Spencer Kellogg | By Spencer Kellogg
After an early August surge that saw Bitcoin top $12,500 per coin, the cryptocurrency has fallen sharply over the past 24 hours, sinking below $10,000 on major cryptocurrency exchanges across the world.
And this time, there doesn’t appear to be any institutional money there to brace its fall.
As the Dow Jones Industrial Average fell 3% during the Wednesday trading session, Bitcoin responded in a similar fashion wiping away tens of millions of dollars of its market cap. Between mounting trade wars that have begun to cool the global economy, civil rights flashpoints in Hong Kong, and continued riots in France, Bitcoin’s price has struggled to maintain it’s parabolic advance since early January.

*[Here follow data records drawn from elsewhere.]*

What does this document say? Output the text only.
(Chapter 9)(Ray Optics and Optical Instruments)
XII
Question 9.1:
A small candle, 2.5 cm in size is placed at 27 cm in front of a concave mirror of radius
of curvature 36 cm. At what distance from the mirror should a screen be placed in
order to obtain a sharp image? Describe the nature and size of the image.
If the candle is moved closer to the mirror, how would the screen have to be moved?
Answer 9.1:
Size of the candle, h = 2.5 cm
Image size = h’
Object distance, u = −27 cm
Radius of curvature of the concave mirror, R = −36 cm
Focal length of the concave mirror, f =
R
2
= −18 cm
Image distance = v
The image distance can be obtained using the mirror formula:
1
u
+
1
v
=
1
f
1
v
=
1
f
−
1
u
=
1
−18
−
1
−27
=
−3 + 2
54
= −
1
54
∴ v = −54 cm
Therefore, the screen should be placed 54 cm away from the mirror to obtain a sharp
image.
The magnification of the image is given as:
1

Even without the burnt-out public squares of Paris and the Chinese government amassing troops along the border of Hong Kong, Bitcoin has been rocked by its own troubles. While the recent spike in price has brought some favorable press coverage, the media has rightfully been more skeptical of Bitcoin and cryptocurrency than it was in November of 2017 when it acted as an excited cheerleader for a sport it did not completely understand.
Allegations have lingered throughout the spring and summer months that suggest much of the global cryptocurrency trading volume is fake. What’s worse are the growing whispers surrounding the stablecoin Tether, its dealings with Bitfinex, and its alleged use in the type of fraud and manipulation that would make the president of the Federal Reserve blush.
None of which even cuts at the core of the major issue at hand which is that Bitcoin, as a currency, kind of sucks. Take this interesting brief from the Russia-China border that says Tether, not Bitcoin, is the coin of choice for high volume trade. Residents there said they like the stability of Tether’s value and prefer it to Bitcoin which can swing wildly from day-to-day.
Throughout its young life, Bitcoin has acted as a unique hedge against the hyperinflation of currencies and sharp recessions of major global and national economies. When Greece and Spain struggled in the earlier part of the decade, some analysts speculated that Bitcoin could replace the Euro altogether. Sweet dreams!
However, the debate about Bitcoin as a currency has dwarfed its most interesting prospects. If Bitcoin can simply fill the void as a sharp piece of code that acts as a digital store of value, then the asset class should mature organically at its own pace and still become a profitable and valuable commodity to hold.
The sort of adoption needed and ‘true’ volume expected simply doesn’t exist in the ecosystem today. Though many companies and self-important economists have gotten on board in the past year, the average person you run into every day has never bought Bitcoin and their eyes glaze over at the mere mention of it.
Regardless of the present circumstances, Bitcoin has proven itself a resilient asset. In the long run, Bitcoin looks sure to have some sort of seat at the global financial table (even if it is simply as a nuisance). Until then though, the road will be bumpy and feature major volatility due to the global systems it was built to compete with.